Mining Magnate Faces Accuser in Swiss Court Over Landmark Bribery Appeal

Published: 01 September 2022

Steinmetz in Geneva

Beny Steinmetz (C) leaves a court in Geneva. (Photo: Daniel Balint-Kurti, OCCRP, All Rights Reserved)

By Daniel Balint-Kurti

The key accuser in a case against mining magnate Beny Steinmetz began testifying on Thursday in Geneva over his claim he moved bribe money for the Israeli businessman. Steinmetz is facing five years in prison for bribery related to his company’s 2008 acquisition of iron ore mining rights in the West African nation of Guinea.

The testimony comes a day after Steinmetz himself took the stand in his appeal against the landmark conviction and told Geneva’s Court of Appeal he “never corrupted anyone.”

Prosecutors say Steinmetz and his partners bribed Mamadie Touré, the wife of the late Lansana Conté, Guinea’s ailing president at the time, for her help in securing the world’s most coveted iron ore license for BSGR, Steinmetz’s company.

Steinmetz was cross-examined by Judge Catherine Gavin and Genevan prosecutors for several hours on Wednesday. He reiterated claims he was the victim of a plot by Conté’s successor, President Alpha Condé and billionaire financier George Soros.
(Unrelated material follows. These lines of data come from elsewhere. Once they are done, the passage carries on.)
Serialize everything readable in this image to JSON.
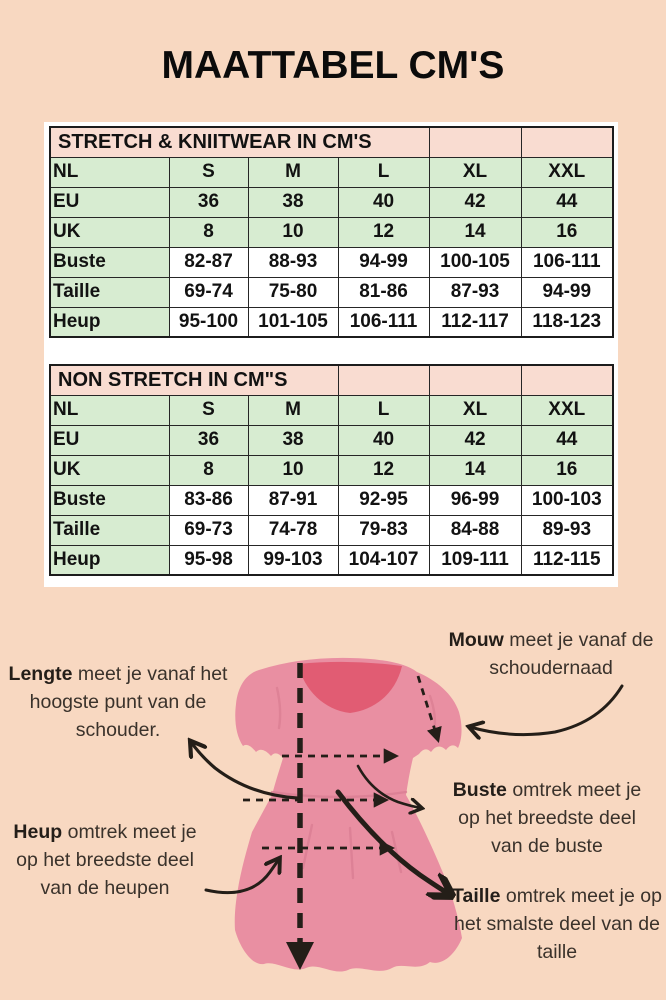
{
  "title": "MAATTABEL CM'S",
  "tables": [
    {
      "title": "STRETCH & KNIITWEAR IN CM'S",
      "title_colspan": 4,
      "rows": [
        {
          "label": "NL",
          "kind": "size",
          "values": [
            "S",
            "M",
            "L",
            "XL",
            "XXL"
          ]
        },
        {
          "label": "EU",
          "kind": "size",
          "values": [
            "36",
            "38",
            "40",
            "42",
            "44"
          ]
        },
        {
          "label": "UK",
          "kind": "size",
          "values": [
            "8",
            "10",
            "12",
            "14",
            "16"
          ]
        },
        {
          "label": "Buste",
          "kind": "measure",
          "values": [
            "82-87",
            "88-93",
            "94-99",
            "100-105",
            "106-111"
          ]
        },
        {
          "label": "Taille",
          "kind": "measure",
          "values": [
            "69-74",
            "75-80",
            "81-86",
            "87-93",
            "94-99"
          ]
        },
        {
          "label": "Heup",
          "kind": "measure",
          "values": [
            "95-100",
            "101-105",
            "106-111",
            "112-117",
            "118-123"
          ]
        }
      ]
    },
    {
      "title": "NON STRETCH IN CM\"S",
      "title_colspan": 3,
      "rows": [
        {
          "label": "NL",
          "kind": "size",
          "values": [
            "S",
            "M",
            "L",
            "XL",
            "XXL"
          ]
        },
        {
          "label": "EU",
          "kind": "size",
          "values": [
            "36",
            "38",
            "40",
            "42",
            "44"
          ]
        },
        {
          "label": "UK",
          "kind": "size",
          "values": [
            "8",
            "10",
            "12",
            "14",
            "16"
          ]
        },
        {
          "label": "Buste",
          "kind": "measure",
          "values": [
            "83-86",
            "87-91",
            "92-95",
            "96-99",
            "100-103"
          ]
        },
        {
          "label": "Taille",
          "kind": "measure",
          "values": [
            "69-73",
            "74-78",
            "79-83",
            "84-88",
            "89-93"
          ]
        },
        {
          "label": "Heup",
          "kind": "measure",
          "values": [
            "95-98",
            "99-103",
            "104-107",
            "109-111",
            "112-115"
          ]
        }
      ]
    }
  ],
  "diagram": {
    "lengte": {
      "word": "Lengte",
      "rest": "meet je vanaf het hoogste punt van de schouder."
    },
    "mouw": {
      "word": "Mouw",
      "rest": "meet je vanaf de schoudernaad"
    },
    "buste": {
      "word": "Buste",
      "rest": "omtrek meet je op het breedste deel van de buste"
    },
    "heup": {
      "word": "Heup",
      "rest": "omtrek meet je op het breedste deel van de heupen"
    },
    "taille": {
      "word": "Taille",
      "rest": "omtrek meet je op het smalste deel van de taille"
    }
  },
  "colors": {
    "background": "#F8D8C1",
    "sheet": "#FFFFFF",
    "header_pink": "#F9DCD1",
    "row_green": "#D7ECD1",
    "border_dark": "#1C1C1C",
    "dress_pink": "#E98FA2",
    "dress_dark": "#E15C73",
    "dress_shade": "#D97D92",
    "ink": "#241E18",
    "text": "#3A322B"
  }
}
“I believe with all my force that BSGR never crossed the red line,” he said and complained that it has now become “difficult to work with banks” and, far from earning billions, his annual revenues were “closer to $2 million than $3 billion”.

But Ofer Kerzner, a fellow Israeli and former business partner of Steinmetz, has testified that Steinmetz paid him nine million Euros ($12.5 million) for a bogus land transaction in Romania, which was a pretext to send him cash to be dispersed according to Steinmetz’s instructions.

At least $1.5 million of the funds is alleged to have been paid out to Mamadie Touré in return for her help in obtaining the iron ore rights.

A series of contracts show Touré assisted BSGR in winning the rights just weeks before Conté’s death. Steinmetz questions the authenticity of some of the contracts, denies all bribery allegations and has argued that Touré was not married to Conté.

“I have personally suffered for ten years for what has happened,” he told the courtroom on Wednesday. “Everyone can understand how hard this process has been on me and my wife, on my friends and everybody around me… But for me there is one main thing — that the truth comes out.”

In May this year, an International Center for Settlement of Investments Disputes (ICSID) arbitration panel ruled that “there is overwhelming evidence that [BSGR] obtained their mining rights through corrupt practices.” The ruling put an end to an arbitral claim which BSGR launched against Guinea in 2014.

But on August 23, BSGR filed for an annulment of the tribunal’s final award. Details of BSGR’s filing have yet to be made public.